The runtime increases with an increasing number of analyzed fields in a nearly linear fashion. For data sets of more than 100,000 points, start with a low training percent. Run a few '{dataframe} analytics jobs' to see how the runtime scales with the increased number of data points and how the quality of results scales with an increased training percentage.

'{dataframe-cap} analytics jobs' may restart after an Elasticsearch upgrade ¶

A '{dataframe} analytics job' may be restarted from the beginning in the following cases:

the job is in progress during an Elasticsearch update,
the job resumes on a node with a higher version,
the results format has changed requiring different mappings in the destination index.

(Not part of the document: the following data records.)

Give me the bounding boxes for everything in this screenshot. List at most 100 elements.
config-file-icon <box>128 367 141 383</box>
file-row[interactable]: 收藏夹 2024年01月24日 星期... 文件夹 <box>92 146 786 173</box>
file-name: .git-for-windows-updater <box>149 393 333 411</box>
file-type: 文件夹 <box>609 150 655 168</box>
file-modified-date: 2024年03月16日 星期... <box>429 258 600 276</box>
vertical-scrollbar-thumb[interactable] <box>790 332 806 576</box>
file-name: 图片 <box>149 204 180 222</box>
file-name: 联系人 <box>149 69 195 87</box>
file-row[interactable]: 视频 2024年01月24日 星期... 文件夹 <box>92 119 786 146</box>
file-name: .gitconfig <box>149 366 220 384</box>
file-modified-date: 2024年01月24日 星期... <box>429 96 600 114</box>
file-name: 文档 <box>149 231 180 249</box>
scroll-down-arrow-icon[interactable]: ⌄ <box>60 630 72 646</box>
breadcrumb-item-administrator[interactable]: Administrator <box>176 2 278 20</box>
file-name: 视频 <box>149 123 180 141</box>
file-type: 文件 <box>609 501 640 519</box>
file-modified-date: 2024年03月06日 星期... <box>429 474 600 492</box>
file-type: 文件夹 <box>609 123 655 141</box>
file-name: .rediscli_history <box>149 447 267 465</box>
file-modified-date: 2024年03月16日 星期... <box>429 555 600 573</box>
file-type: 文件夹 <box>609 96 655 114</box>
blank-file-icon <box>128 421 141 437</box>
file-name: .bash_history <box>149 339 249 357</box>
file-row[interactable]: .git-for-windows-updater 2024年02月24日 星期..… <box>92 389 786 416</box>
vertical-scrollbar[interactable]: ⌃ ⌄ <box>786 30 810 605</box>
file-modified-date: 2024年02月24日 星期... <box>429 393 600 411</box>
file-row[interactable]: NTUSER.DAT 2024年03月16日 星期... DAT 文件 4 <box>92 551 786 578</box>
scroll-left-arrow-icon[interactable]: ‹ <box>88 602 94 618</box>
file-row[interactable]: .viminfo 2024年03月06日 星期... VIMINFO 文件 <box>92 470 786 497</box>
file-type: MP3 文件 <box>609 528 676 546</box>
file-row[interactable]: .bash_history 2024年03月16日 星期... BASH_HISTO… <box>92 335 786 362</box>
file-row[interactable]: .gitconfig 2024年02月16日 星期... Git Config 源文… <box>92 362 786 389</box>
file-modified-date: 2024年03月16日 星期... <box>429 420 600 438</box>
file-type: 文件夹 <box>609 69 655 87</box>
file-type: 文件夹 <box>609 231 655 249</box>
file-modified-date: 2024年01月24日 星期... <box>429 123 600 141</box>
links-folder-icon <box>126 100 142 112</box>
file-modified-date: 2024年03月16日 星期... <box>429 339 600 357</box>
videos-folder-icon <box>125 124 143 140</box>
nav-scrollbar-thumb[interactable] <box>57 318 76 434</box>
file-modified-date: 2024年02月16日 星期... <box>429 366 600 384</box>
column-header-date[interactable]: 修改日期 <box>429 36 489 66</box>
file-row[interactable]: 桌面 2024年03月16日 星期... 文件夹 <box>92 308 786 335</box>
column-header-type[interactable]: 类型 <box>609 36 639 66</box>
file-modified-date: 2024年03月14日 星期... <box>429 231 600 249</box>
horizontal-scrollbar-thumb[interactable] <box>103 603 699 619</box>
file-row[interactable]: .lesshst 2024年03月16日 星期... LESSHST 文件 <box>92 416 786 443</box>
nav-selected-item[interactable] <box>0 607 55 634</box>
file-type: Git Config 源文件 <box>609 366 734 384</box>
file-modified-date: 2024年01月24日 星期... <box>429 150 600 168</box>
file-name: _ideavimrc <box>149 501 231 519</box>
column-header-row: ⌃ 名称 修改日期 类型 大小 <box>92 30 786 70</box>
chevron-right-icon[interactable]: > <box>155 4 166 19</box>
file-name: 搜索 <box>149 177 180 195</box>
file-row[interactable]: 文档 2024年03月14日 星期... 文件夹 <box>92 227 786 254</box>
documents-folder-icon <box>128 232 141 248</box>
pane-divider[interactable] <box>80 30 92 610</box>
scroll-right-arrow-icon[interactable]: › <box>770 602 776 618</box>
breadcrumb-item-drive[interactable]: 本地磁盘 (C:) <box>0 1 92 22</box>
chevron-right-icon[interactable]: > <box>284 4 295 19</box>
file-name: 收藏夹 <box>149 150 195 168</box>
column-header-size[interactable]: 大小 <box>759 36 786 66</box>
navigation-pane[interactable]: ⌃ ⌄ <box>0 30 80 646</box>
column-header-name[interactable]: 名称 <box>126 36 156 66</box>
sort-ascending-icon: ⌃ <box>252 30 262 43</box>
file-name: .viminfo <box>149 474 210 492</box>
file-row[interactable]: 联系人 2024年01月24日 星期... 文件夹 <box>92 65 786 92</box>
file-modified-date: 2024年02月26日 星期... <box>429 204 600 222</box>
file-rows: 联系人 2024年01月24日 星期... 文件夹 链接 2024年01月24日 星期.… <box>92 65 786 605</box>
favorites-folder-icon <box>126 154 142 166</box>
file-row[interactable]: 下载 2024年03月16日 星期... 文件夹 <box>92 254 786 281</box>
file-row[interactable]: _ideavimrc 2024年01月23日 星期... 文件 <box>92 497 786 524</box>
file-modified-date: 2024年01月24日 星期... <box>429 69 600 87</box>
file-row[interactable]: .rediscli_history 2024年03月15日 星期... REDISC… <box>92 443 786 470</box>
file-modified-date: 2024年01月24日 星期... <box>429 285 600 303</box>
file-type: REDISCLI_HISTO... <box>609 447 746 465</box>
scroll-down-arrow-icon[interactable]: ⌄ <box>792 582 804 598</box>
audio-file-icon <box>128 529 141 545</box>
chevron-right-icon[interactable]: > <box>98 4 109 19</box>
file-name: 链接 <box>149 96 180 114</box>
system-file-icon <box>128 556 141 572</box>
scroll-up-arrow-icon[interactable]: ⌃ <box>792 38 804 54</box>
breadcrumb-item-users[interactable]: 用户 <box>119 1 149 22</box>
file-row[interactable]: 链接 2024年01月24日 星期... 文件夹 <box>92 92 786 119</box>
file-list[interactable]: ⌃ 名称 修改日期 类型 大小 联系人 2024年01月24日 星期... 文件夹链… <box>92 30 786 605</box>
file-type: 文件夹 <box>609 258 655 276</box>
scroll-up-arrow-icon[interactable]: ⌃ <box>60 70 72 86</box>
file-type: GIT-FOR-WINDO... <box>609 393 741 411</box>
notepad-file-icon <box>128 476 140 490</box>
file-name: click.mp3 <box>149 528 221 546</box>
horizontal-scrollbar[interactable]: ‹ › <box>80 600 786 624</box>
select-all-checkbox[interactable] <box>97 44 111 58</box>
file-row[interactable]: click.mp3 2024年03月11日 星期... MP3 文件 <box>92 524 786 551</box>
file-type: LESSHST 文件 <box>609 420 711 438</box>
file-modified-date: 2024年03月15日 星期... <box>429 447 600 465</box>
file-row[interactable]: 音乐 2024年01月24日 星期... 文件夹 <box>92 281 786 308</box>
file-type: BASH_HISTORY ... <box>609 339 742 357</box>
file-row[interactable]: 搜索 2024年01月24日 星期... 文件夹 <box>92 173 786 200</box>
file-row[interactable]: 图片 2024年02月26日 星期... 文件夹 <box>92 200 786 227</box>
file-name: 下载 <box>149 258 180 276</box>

If any of these conditions applies, the destination index of the '{dataframe} analytics job' is deleted and the job starts again from the beginning – regardless of the phase where the job was in.

Documents with values of multi-element arrays in analyzed fields are skipped ¶

If the value of an analyzed field (field that is subect of the data frame analytics) in a document is an array with more than one element, the document that contains this field is skipped during the analysis.

Outlier detection field types ¶

Outlier detection requires numeric or boolean data to analyze. The algorithms don’t support missing values, therefore fields that have data types other than numeric or boolean are ignored. Documents where included fields contain missing values, null values, or an array are also ignored. Therefore a destination index may contain documents that don’t have an outlier score. These documents are still reindexed from the source index to the destination index, but they are not included in the outlier detection analysis and therefore no outlier score is computed.

Regression field types ¶

Regression supports fields that are numeric, boolean, text, keyword and ip. It is also tolerant of missing values. Fields that are supported are included in the analysis, other fields are ignored. Documents where included fields contain an array are also ignored. Documents in the destination index that don’t contain a results field are not included in the regression analysis.

Classification field types ¶

Classification supports fields that have numeric, boolean, text, keyword, or ip data types. It is also tolerant of missing values. Fields that are supported are included in the analysis, other fields are ignored. Documents where included fields contain an array are also ignored. Documents in the destination index that don’t contain a results field are not included in the classification analysis.

Imbalanced class sizes affect classification performance ¶

If your training data is very imbalanced, classification analysis may not provide good predictions. Try to avoid highly imbalanced situations. We recommend having at least 50 examples of each class and a ratio of no more than 10 to 1 for the majority to minority class labels in the training data. If your training data set is very imbalanced, consider downsampling the majority class, upsampling the minority class, or gathering more data.

Deeply nested objects affect inference performance ¶

If the data that you run inference against contains documents that have a series of combinations of dot delimited and nested fields (for example: {"a.b": "c", "a": {"b": "c"},...}), the performance of the operation might be slightly slower. Consider using as simple mapping as possible for the best performance profile.

Analytics runtime performance may significantly slow down with feature importance computation ¶

For complex models (such as those with many deep trees), the calculation of feature importance takes significantly more time. If a reduction in runtime is important to you, try strategies such as disabling feature importance, reducing the amount of training data (for example by decreasing the training percentage), setting hyperparameter values, or only selecting fields that are relevant for analysis.